Similar sentiments are found elsewhere in the New Testament, but scholars say that these were written when Christians were under threat of persecution and their leaders were anxious to demonstrate loyalty to the state.
Sadly, over centuries those same words have been used to defend slavery, apartheid in South Africa and Nazism. In The Merchant of Venice Antonio warns: “The devil can cite Scripture for his purpose. An evil soul producing holy witness is like a villain with a smiling cheek, a goodly apple rotten at the heart. O, what a goodly outside falsehood hath!”

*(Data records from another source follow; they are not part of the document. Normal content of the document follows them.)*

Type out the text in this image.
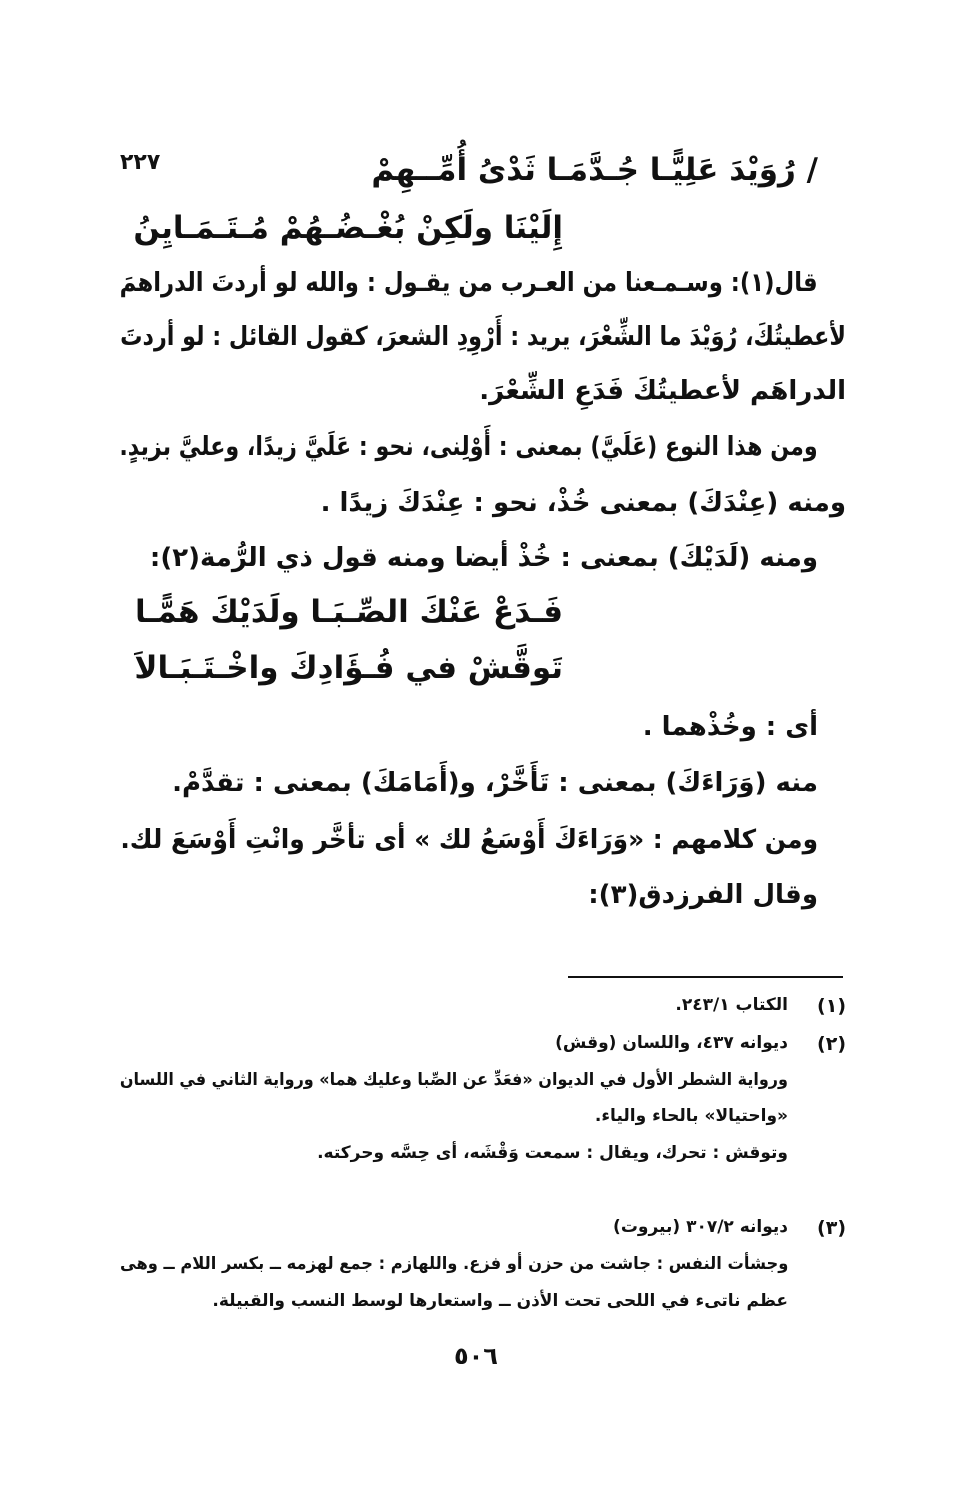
٢٢٧	/ رُوَيْدَ عَلِيًّـا جُـدَّمَـا ثَدْىُ أُمِّــهِمْ
إِلَيْنَا ولَكِنْ بُغْـضُـهُمْ مُـتَـمَـايِنُ
قال(١): وسـمـعنا من العـرب من يقـول : والله لو أردتَ الدراهمَ
لأعطيتُكَ، رُوَيْدَ ما الشِّعْرَ، يريد : أَرْوِدِ الشعرَ، كقول القائل : لو أردتَ
الدراهَم لأعطيتُكَ فَدَعِ الشِّعْرَ.
ومن هذا النوع (عَلَيَّ) بمعنى : أَوْلِنى، نحو : عَلَيَّ زيدًا، وعليَّ بزيدٍ.
ومنه (عِنْدَكَ) بمعنى خُذْ، نحو : عِنْدَكَ زيدًا .
ومنه (لَدَيْكَ) بمعنى : خُذْ أيضا ومنه قول ذي الرُّمة(٢):
فَـدَعْ عَنْكَ الصِّـبَـا ولَدَيْكَ هَمًّـا
تَوقَّشْ في فُـؤَادِكَ واخْـتَـبَـالاَ
أى : وخُذْهما .
منه (وَرَاءَكَ) بمعنى : تَأَخَّرْ، و(أَمَامَكَ) بمعنى : تقدَّمْ.
ومن كلامهم : «وَرَاءَكَ أَوْسَعُ لك » أى تأخَّر وانْتِ أَوْسَعَ لك.
وقال الفرزدق(٣):
(١)
الكتاب ٢٤٣/١.
(٢)
ديوانه ٤٣٧، واللسان (وقش)
ورواية الشطر الأول في الديوان «فعَدِّ عن الصِّبا وعليك هما» ورواية الثاني في اللسان
«واحتيالا» بالحاء والياء.
وتوقش : تحرك، ويقال : سمعت وَقْشَه، أى حِسَّه وحركته.
(٣)
ديوانه ٣٠٧/٢ (بيروت)
وجشأت النفس : جاشت من حزن أو فزع. واللهازم : جمع لهزمه ــ بكسر اللام ــ وهى
عظم ناتىء في اللحى تحت الأذن ــ واستعارها لوسط النسب والقبيلة.
٥٠٦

Dietrich Bonhoeffer, the Lutheran pastor, remembered for his opposition to Nazism, struggled with this passage from Romans. He believed that a government “ordained by God” was given the task of providing for the welfare of the people and protecting what is good by restraining evil. That changed dramatically in the 1930s and 1940s as Germany succumbed to the Nazi regime. Bonhoeffer was at first opposed to physical resistance. He aided victims where he could and spoke out but eventually and reluctantly supported a plot to remove Hitler. He believed that by confronting this evil he was standing in the place of Jesus Christ. The plot failed, and Bonhoeffer was executed.
Tomorrow’s readings demolish the idea that political leaders can claim divine authority irrespective of how they behave. In an alternative Old Testament reading the prophet Amos goes to the central shrine in Bethel and tells the priest what God thinks of the kingdom of Jeroboam and corrupt rulers who exploit the poor and deny them justice: “The high places of Isaac shall be made desolate, and the sanctuaries of Israel shall be laid waste, and I will rise against the house of Jeroboam with the sword.”
The gospel reading reminds us of another ruler who was unlikely to have had divine approval. King Herod, known for his corrupt and brutal ways has John the Baptist executed to please his wife, Herodias. She hated the prophet because he questioned the legitimacy of her marriage to the king.
The late John Stott, an Anglican priest known for his devotion to scripture warned, “If we come to Scripture with our minds made up, expecting to hear from it only an echo of our own thoughts and never the thunderclap of God’s, then indeed he will not speak to us and we shall only be confirmed in our own prejudices. We must allow the word of God to confront us, to disturb our security, to undermine our complacency and to overthrow our patterns of thought and behaviour.”
Jesus warned against the misuse of Scripture: “You search the Scriptures (meaning the Hebrew Scriptures) because you think that in them you have eternal life; and it is they that bear witness about me.”
In other words, for the Christian the scriptures must be understood in light of the teaching of Jesus Christ, who insisted that love was the first principle of everything he stood for.
St Paul spelt out the significance of that in his famous hymn to love (1 Corinthians 13) when, having listed the religious virtues, declared: “If I have all faith . . . but have not love I am nothing.”
When Jeff Sessions abused scripture to justify separating nursing infants from their mothers, it was not just that love was nowhere to be seen but that something very sinister had taken its place.